Allergic rhinitis is a common disease. Prevention measures and treatment are justified in most cases because of the potential for complications.
Because an immune response to allergens results in release of inflammatory mediators that cause allergic rhinitis symptoms, patients must understand the rationale for proper timing and administration of prophylactic regimens.
Avoidance of allergens is difficult and it may be impractical to expect full success.
Antihistamines offer an effective option for treating both seasonal and persistent allergic rhinitis.
Intranasal steroids are highly effective in patients who use them properly.
While immunotherapy is the only disease-modifying treatment of allergic rhinitis, expense, potential risks, and the major time commitment required make patient selection critical.
Allergic rhinitis involves inflammation of the nasal mucous membrane. In a sensitized individual, allergic rhinitis occurs when inhaled allergenic particles contact mucous membranes and elicit a specific response mediated by immunoglobulin E (IgE). This acute response involves the release of inflammatory mediators and is characterized by sneezing, nasal itching, and watery rhinorrhea, often associated with nasal congestion.
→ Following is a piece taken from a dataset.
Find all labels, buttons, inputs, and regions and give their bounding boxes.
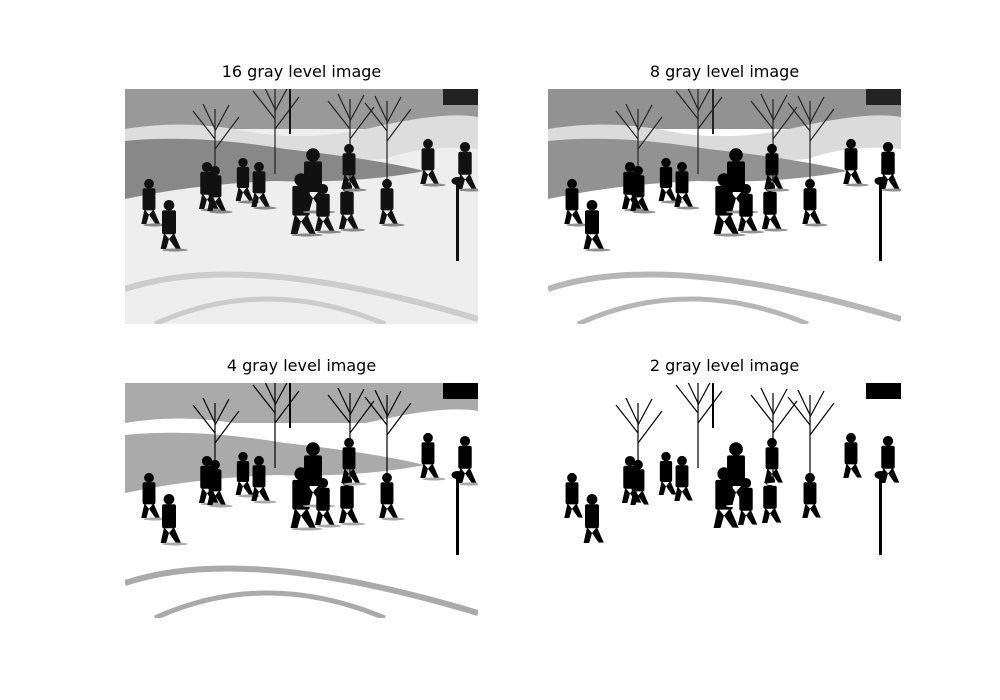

Itching of the throat, eyes, and ears frequently accompanies allergic rhinitis.
Allergic rhinitis may be regarded as seasonal allergic rhinitis, commonly known as hay fever, or persistent allergic rhinitis (formerly known as perennial rhinitis). Seasonal rhinitis occurs in response to specific allergens usually present at predictable times of the year, during plants’ pollination (typically the spring or fall). Seasonal allergens include pollen from trees, grasses, and weeds. Persistent allergic rhinitis is a year-round disease caused by nonseasonal allergens, such as house dust mites, animal dander, and molds, or multiple allergic sensitivities. It typically results in less variable, chronic symptoms. Many patients have a combination of these two types of allergic rhinitis, with symptoms year-round and seasonal exacerbations.
Allergic rhinitis is one of the most common medical disorders found in humans, affecting 400 million people worldwide.1 It is the second leading cause of chronic disease in the United States, affecting one person in every four households.2 In the populations of Europe, United States, Australia, and New Zealand, the prevalence of an IgE sensitization to aeroallergens measured by allergen-specific IgE in serum or skin tests is more than 40% to 50%.3 Patients may be limited in their ability to carry out normal daily functions; higher levels of general fatigue, mental fatigue, anxiety, depressive disorders, and learning disabilities (secondary to sleep loss and fatigue) are possible.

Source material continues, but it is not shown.